Let's Take This Online: Adapting Scene Coordinate Regression Network Predictions for Online RGB-D Camera Relocalisation
Pith reviewed 2026-05-25 19:32 UTC · model grok-4.3
The pith
A two-step adaptation lets a scene coordinate regression network trained on one scene predict coordinates in a new scene for fast online relocalisation.
A machine-rendered reading of the paper's core claim, the machinery that carries it, and where it could break.
Core claim
The authors claim that replacing a regression forest's branching with a two-step adaptation—using a network trained on one scene to predict points there, then looking up corresponding clusters in a new scene—allows the network to produce accurate scene coordinates in the new scene, achieving state-of-the-art performance on the 7-Scenes and Cambridge Landmarks datasets while running in under 300 ms.
What carries the argument
The two-step adaptation process that uses network predictions of points in the original scene to look up clusters of points from the new scene.
If this is right
- The adapted network generalises to novel poses away from the training trajectory.
- Dense correspondences improve robustness in textureless regions compared to sparse keypoint methods.
- Performance reaches state-of-the-art levels on both indoor and outdoor benchmark datasets.
- Runtime under 300 ms makes the approach suitable for live camera relocalisation scenarios.
Where Pith is reading between the lines
- The method could support repeated adaptations in slowly changing environments without full retraining each time.
- Integration with keyframe-based methods might combine trajectory coverage with robustness to textureless areas.

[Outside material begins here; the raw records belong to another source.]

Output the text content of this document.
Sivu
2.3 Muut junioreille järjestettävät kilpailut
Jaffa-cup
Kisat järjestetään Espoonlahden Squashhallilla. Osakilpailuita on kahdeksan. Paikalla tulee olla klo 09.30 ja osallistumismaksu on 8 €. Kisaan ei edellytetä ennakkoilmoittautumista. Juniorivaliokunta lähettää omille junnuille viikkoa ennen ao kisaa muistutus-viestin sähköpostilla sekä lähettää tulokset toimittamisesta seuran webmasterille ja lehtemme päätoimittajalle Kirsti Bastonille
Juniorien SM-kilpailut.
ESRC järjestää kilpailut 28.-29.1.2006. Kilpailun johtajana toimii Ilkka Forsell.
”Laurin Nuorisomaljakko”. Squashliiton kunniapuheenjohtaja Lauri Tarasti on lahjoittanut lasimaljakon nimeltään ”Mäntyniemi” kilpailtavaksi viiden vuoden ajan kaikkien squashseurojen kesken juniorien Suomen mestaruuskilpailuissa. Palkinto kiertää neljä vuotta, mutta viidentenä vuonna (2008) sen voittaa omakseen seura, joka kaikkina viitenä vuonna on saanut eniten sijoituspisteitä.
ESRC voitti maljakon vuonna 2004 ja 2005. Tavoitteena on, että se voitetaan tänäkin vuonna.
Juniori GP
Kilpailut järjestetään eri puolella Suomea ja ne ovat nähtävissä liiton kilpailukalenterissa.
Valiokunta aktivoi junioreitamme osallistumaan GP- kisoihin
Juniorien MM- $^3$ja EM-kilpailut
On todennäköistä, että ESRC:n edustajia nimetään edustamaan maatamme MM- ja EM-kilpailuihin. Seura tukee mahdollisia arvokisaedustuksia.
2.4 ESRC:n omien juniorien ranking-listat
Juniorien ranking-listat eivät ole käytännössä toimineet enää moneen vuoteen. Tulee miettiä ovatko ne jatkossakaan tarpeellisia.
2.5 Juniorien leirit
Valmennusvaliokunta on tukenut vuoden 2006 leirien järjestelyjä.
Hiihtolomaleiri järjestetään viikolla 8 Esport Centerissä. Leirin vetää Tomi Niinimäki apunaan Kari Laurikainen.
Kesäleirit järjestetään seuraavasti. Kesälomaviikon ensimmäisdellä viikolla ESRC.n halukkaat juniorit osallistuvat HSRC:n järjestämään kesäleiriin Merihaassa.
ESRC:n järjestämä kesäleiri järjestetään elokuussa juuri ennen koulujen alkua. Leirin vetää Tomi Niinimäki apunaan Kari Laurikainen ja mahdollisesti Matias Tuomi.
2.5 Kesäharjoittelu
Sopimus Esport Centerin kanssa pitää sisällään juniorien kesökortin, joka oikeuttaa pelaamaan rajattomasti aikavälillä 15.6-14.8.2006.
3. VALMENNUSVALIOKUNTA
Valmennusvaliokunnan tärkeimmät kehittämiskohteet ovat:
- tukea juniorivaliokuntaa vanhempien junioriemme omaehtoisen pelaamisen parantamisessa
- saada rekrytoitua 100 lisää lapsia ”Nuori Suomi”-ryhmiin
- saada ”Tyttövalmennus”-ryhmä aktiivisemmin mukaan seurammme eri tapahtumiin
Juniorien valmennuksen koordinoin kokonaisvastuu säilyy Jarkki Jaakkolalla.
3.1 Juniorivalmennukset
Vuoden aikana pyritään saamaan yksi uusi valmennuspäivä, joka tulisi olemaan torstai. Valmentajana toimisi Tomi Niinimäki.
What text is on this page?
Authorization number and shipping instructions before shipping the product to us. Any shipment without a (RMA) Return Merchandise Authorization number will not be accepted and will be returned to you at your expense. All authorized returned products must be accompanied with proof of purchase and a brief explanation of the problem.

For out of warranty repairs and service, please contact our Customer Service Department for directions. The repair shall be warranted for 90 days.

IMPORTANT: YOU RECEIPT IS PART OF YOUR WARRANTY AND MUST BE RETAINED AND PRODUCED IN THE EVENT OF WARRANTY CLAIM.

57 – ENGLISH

- The lookup mechanism might generalise to other regression tasks that need quick scene transfer without labelled data for the target.
Load-bearing premise
Points predicted by the network on the original scene can be used to look up the right clusters of points from the new scene.
What would settle it
A test showing that relocalisation accuracy stays low after adaptation because the predicted points from the original scene fail to index the correct clusters in the new scene.
Figures
read the original abstract
Many applications require a camera to be relocalised online, without expensive offline training on the target scene. Whilst both keyframe and sparse keypoint matching methods can be used online, the former often fail away from the training trajectory, and the latter can struggle in textureless regions. By contrast, scene coordinate regression (SCoRe) methods generalise to novel poses and can leverage dense correspondences to improve robustness, and recent work has shown how to adapt SCoRe forests between scenes, allowing their state-of-the-art performance to be leveraged online. However, because they use features hand-crafted for indoor use, they do not generalise well to harder outdoor scenes. Whilst replacing the forest with a neural network and learning suitable features for outdoor use is possible, the techniques used to adapt forests between scenes are unfortunately harder to transfer to a network context. In this paper, we address this by proposing a novel way of leveraging a network trained on one scene to predict points in another scene. Our approach replaces the appearance clustering performed by the branching structure of a regression forest with a two-step process that first uses the network to predict points in the original scene, and then uses these predicted points to look up clusters of points from the new scene. We show experimentally that our online approach achieves state-of-the-art performance on both the 7-Scenes and Cambridge Landmarks datasets, whilst running in under 300ms, making it highly effective in live scenarios.
Editorial analysis
A structured set of objections, weighed in public.
Referee Report
Summary. The paper proposes a two-step adaptation method for scene coordinate regression (SCoRe) networks to enable online RGB-D camera relocalisation in new scenes. A network trained on an original scene is used to regress 3D points, which then index precomputed clusters from the target scene; this replaces the branching structure of regression forests. The manuscript claims this yields state-of-the-art performance on the 7-Scenes and Cambridge Landmarks datasets while running in under 300 ms.
Significance. If the adaptation reliably transfers accuracy, the work would be significant because it extends forest-style online adaptation to neural networks that can handle outdoor scenes, addressing a practical gap between offline training and live deployment. The real-time claim and use of standard benchmarks are strengths; however, the absence of any derivation or bound on the cluster-lookup step limits the result's generality.
major comments (2)
- [§3.2] §3.2 (two-step adaptation): the claim that points regressed by the original-scene network can be used to retrieve correct clusters from the new scene is load-bearing for all reported results, yet no analysis, bound, or ablation is provided showing why this mapping preserves geometric accuracy when the scenes differ in scale, texture, or structure (the precise transfer step highlighted in the skeptic note).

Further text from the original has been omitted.